09.11.2017

Die Last des Kreuzes abgegeben

Der in einen Grenzstein eingearbeitete Korpus.Foto: Nückel

Menden. Im Rahmen eines Abendlobes ist in der St.-Vincenz-Kirche in Menden die Ausstellung „… und ihr werdet mich dort finden“ eröffnet worden. Gezeigt werden Werke des Künstlers Anno Weihs aus dem Projekt „Altkreuz-­Abgabestelle“.

von Matthias Nückel

„Was bleiben will, muss sich verändern“, sagte Pfarrer Jürgen Senkbeil, der in einer Einführung zur Ausstellung auf die für Christen wichtigen Begriffe „Wandlung“ und „Kreuz“ einging. Beides spielt auch bei dem Kunstprojekt eine wesentliche Rolle.

„Zum Kreuz Christi dürfen wir aufblicken“, so Senkbeil. „Er hat gesagt, dass er uns hilft. Ihm dürfe man auch sein persönliches Kreuz abgeben.

„Das Kreuz abgeben“ stand am Beginn des Kunstprojektes. In der Fastenzeit 2015 waren die Mendener Christen eingeladen worden, Kreuze in die St.-Vincenz-Kirche zu bringen. „Über 900 Kreuze wurden gebracht – vom kleinen Rosenkranzkreuz bis zum großen Wandkreuz“, berichtete Anno Weihs.

Manche ältere Menschen baten den Mendener Künstler, ein Kreuz bei ihnen zu Hause abzuholen. „Dabei gab es zum Teil bewegende Momente“, erzählte Weihs. „Oft war ich der Letzte, dem die Menschen ihr Kreuz anvertraut haben.“ Manche Menschen wussten nicht, wohin mit dem Kreuz, weil niemand aus der Familie es haben wollte. „Viele haben gesagt, dass ich ihnen eine Last abnehme“, so Weihs.

Er habe die Last übernommen und in seine Werkstatt gebracht, sagte Weihs. „Mit viel Respekt“ habe er die Kreuze dort auseinandergenommen und die Materialien nach Holz, Metall und Steinen getrennt. Daraus entstanden dann in mehr als zweijähriger Arbeit die neuen Kunstwerke.

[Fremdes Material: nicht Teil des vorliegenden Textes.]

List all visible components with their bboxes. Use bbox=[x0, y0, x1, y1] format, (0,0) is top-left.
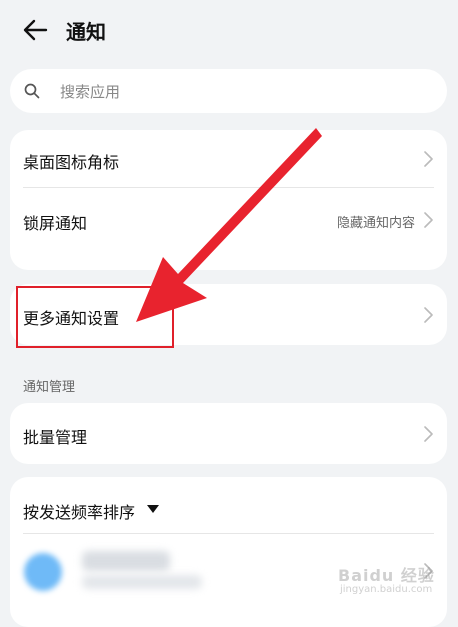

Insgesamt 17 davon sind jetzt in der St.-Vincenz-Kirche ausgestellt. Es sind Werke mit spirituellem Tiefgang. Zu den Ausstellungsstücken gibt es jeweils einen kurzen Meditationstext des Künstlers.

Wie groß der Respekt von Anno Weihs vor den ihm anvertrauten Kreuzen ist, macht das Werk „Behälter“ deutlich. Auf schweren Holzbalken sind zylindrische Behälter angebracht. Darin befinden sich die Reste der Arbeiten. „Wenn ich die Werkstatt ausgefegt habe, ist das Material in die Behälter gekommen“, so Weihs. Insgesamt 14 sind es – ein neuer Kreuzweg ist so entstanden.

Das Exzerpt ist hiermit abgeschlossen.